Access to medical cannabis is tightly restricted here in New Zealand, and progress towards a more liberal approach is slow. I understand that doctors are allowed to prescribe Sativex on an individual basis for such conditions as advanced multiple sclerosis or intractable epilepsy, but that many are reluctant to do so, and that patients have to meet the high cost of the product themselves. And following a recent law change, people with terminal illness can now use home grown cannabis without fear of prosecution for themselves or those who supply them. But using cannabis outside of these circumstances still carries heavy penalties; according to the police website, these range from a $500 fine for possession to a 14 year jail term for supply or manufacture. This despite the fact that cannabis, with its analgesic, anti-inflammatory, anti-tumour, anticonvulsant, antispasmodic, anxiolytic and sedative effects, has been used for healing purposes for thousands of years and is now legal in many other parts of the world. Cannabis oil can be taken by mouth, inhaled, or applied to the skin.
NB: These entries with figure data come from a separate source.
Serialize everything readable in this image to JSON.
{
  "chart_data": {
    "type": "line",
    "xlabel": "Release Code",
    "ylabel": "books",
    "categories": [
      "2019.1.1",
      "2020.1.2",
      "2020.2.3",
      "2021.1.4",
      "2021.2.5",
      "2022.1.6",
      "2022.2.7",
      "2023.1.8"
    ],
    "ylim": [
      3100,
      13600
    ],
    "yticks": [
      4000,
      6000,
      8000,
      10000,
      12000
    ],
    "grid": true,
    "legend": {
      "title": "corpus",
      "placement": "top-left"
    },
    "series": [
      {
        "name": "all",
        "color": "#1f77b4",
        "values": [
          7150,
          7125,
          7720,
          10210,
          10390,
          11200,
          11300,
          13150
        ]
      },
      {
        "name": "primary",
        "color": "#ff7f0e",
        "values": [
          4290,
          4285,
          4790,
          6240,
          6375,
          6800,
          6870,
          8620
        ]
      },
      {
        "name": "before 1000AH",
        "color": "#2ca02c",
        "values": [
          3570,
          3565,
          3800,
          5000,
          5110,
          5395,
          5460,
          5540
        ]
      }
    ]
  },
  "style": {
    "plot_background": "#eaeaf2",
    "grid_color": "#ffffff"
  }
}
My personal interest in this topic began in an unusual way. Unlike many students I never tried cannabis at university, because I moved in fairly conventional circles and also had an aversion to smoking. Then last year I was intrigued when a homeopath suggested that Cannabis sativa would be a good remedy for me. Shortly after this I came across a series of online documentaries called The Sacred Plant promoting the value of cannabis for treating cancer, epilepsy, arthritis, multiple sclerosis, other autoimmune disorders, and AIDS. While this series was focused on the benefits of cannabis, with minimal discussion of any potential downside, it convinced me that this plant has huge medicinal potential and has been unfairly stigmatised. Heavy recreational use can certainly be harmful especially for adolescents, but it seems wrong to criminalise sick people who are seeking the plant’s therapeutic effects.
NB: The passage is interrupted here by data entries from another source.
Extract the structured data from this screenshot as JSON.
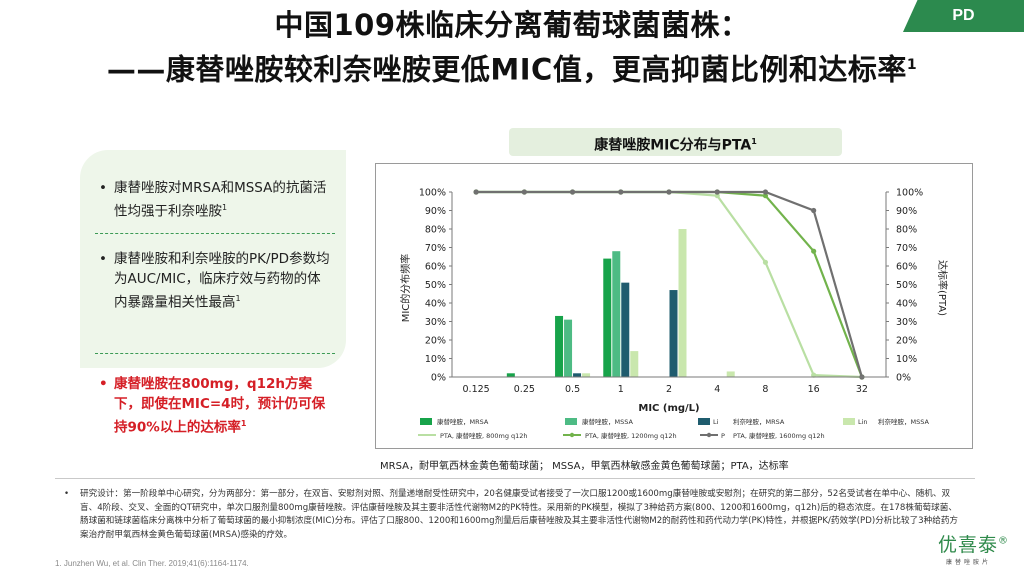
{
  "slide": {
    "title_line1": "中国109株临床分离葡萄球菌菌株：",
    "title_line2": "——康替唑胺较利奈唑胺更低MIC值，更高抑菌比例和达标率",
    "title_sup": "1",
    "tag": "PD"
  },
  "bullets": {
    "b1": "康替唑胺对MRSA和MSSA的抗菌活性均强于利奈唑胺",
    "b1_sup": "1",
    "b2": "康替唑胺和利奈唑胺的PK/PD参数均为AUC/MIC，临床疗效与药物的体内暴露量相关性最高",
    "b2_sup": "1",
    "b3": "康替唑胺在800mg，q12h方案下，即使在MIC=4时，预计仍可保持90%以上的达标率",
    "b3_sup": "1",
    "bullet_char": "•"
  },
  "chart_header": {
    "text": "康替唑胺MIC分布与PTA",
    "sup": "1"
  },
  "chart_data": {
    "type": "bar",
    "categories": [
      "0.125",
      "0.25",
      "0.5",
      "1",
      "2",
      "4",
      "8",
      "16",
      "32"
    ],
    "xlabel": "MIC (mg/L)",
    "ylabel": "MIC的分布频率",
    "y2label": "达标率(PTA)",
    "ylim": [
      0,
      100
    ],
    "y_ticks": [
      "0%",
      "10%",
      "20%",
      "30%",
      "40%",
      "50%",
      "60%",
      "70%",
      "80%",
      "90%",
      "100%"
    ],
    "bar_series": [
      {
        "name": "康替唑胺，MRSA",
        "color": "#17a34a",
        "values": [
          0,
          2,
          33,
          64,
          0,
          0,
          0,
          0,
          0
        ]
      },
      {
        "name": "康替唑胺，MSSA",
        "color": "#4dbb84",
        "values": [
          0,
          0,
          31,
          68,
          0,
          0,
          0,
          0,
          0
        ]
      },
      {
        "name": "利奈唑胺，MRSA",
        "color": "#1f5c6e",
        "values": [
          0,
          0,
          2,
          51,
          47,
          0,
          0,
          0,
          0
        ]
      },
      {
        "name": "利奈唑胺，MSSA",
        "color": "#c9e7ad",
        "values": [
          0,
          0,
          2,
          14,
          80,
          3,
          0,
          0,
          0
        ]
      }
    ],
    "line_series": [
      {
        "name": "PTA, 康替唑胺, 800mg q12h",
        "color": "#b9dfa3",
        "values": [
          100,
          100,
          100,
          100,
          100,
          98,
          62,
          1,
          0
        ]
      },
      {
        "name": "PTA, 康替唑胺, 1200mg q12h",
        "color": "#72b34c",
        "values": [
          100,
          100,
          100,
          100,
          100,
          100,
          98,
          68,
          0
        ]
      },
      {
        "name": "PTA, 康替唑胺, 1600mg q12h",
        "color": "#707070",
        "values": [
          100,
          100,
          100,
          100,
          100,
          100,
          100,
          90,
          0
        ]
      }
    ],
    "legend_labels": [
      "康替唑胺，MRSA",
      "康替唑胺，MSSA",
      "Li",
      "利奈唑胺，MRSA",
      "Lin",
      "利奈唑胺，MSSA",
      "PTA, 康替唑胺, 800mg q12h",
      "PTA, 康替唑胺, 1200mg q12h",
      "P",
      "PTA, 康替唑胺, 1600mg q12h"
    ]
  },
  "abbreviations": "MRSA，耐甲氧西林金黄色葡萄球菌； MSSA，甲氧西林敏感金黄色葡萄球菌；PTA，达标率",
  "study_design": "研究设计：第一阶段单中心研究，分为两部分：第一部分，在双盲、安慰剂对照、剂量递增耐受性研究中，20名健康受试者接受了一次口服1200或1600mg康替唑胺或安慰剂；在研究的第二部分，52名受试者在单中心、随机、双盲、4阶段、交叉、全面的QT研究中，单次口服剂量800mg康替唑胺。评估康替唑胺及其主要非活性代谢物M2的PK特性。采用新的PK模型，模拟了3种给药方案(800、1200和1600mg，q12h)后的稳态浓度。在178株葡萄球菌、肠球菌和链球菌临床分离株中分析了葡萄球菌的最小抑制浓度(MIC)分布。评估了口服800、1200和1600mg剂量后后康替唑胺及其主要非活性代谢物M2的耐药性和药代动力学(PK)特性，并根据PK/药效学(PD)分析比较了3种给药方案治疗耐甲氧西林金黄色葡萄球菌(MRSA)感染的疗效。",
  "reference": "1. Junzhen Wu, et al. Clin Ther. 2019;41(6):1164-1174.",
  "logo": {
    "name": "优喜泰",
    "reg": "®",
    "subtitle": "康替唑胺片"
  }
}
Formal research on patient populations has been hampered by the legal constraints but there are some published clinical trials, besides many laboratory studies and a wealth of anecdotal evidence, supporting its use. The National Cancer Institute in the USA has produced an excellent review, including a detailed version for professionals and a simpler one for patients, not limited to the cancer setting. Cannabis can alleviate symptoms of pain, nausea and vomiting (including that caused by chemotherapy), lack of appetite and weight loss, anxiety and insomnia. Importantly, it also has potential for treating the disease which underlies these symptoms. Like any effective drug cannabis can have unwanted effects and interactions, but these usually seem to be mild in comparison with those of many orthodox medications.
Two main constituents of Cannabis sativa are THC (tetrahydrocannabinol) and CBD (cannabidiol). Both have medicinal properties but THC is mainly responsible for the “high” sought by recreational users, whereas CBD has minimal psychoactive activity and can be freely purchased over the counter in many countries including UK, Australia and many states of America. The plant also contains hundreds of other chemical compounds, found in varying proportions in the seeds, leaves and stalks and depending on which strain is used, and there is still much to learn about how its extracts can best be prepared and used medicinally.
My own health is reasonably good but I do have a few medical problems of a kind that could be helped by CBD, and am tempted to buy some on my next overseas trip. But I doubt it would get past the clever beagle dogs who patrol Auckland Airport to sniff out illicit drugs.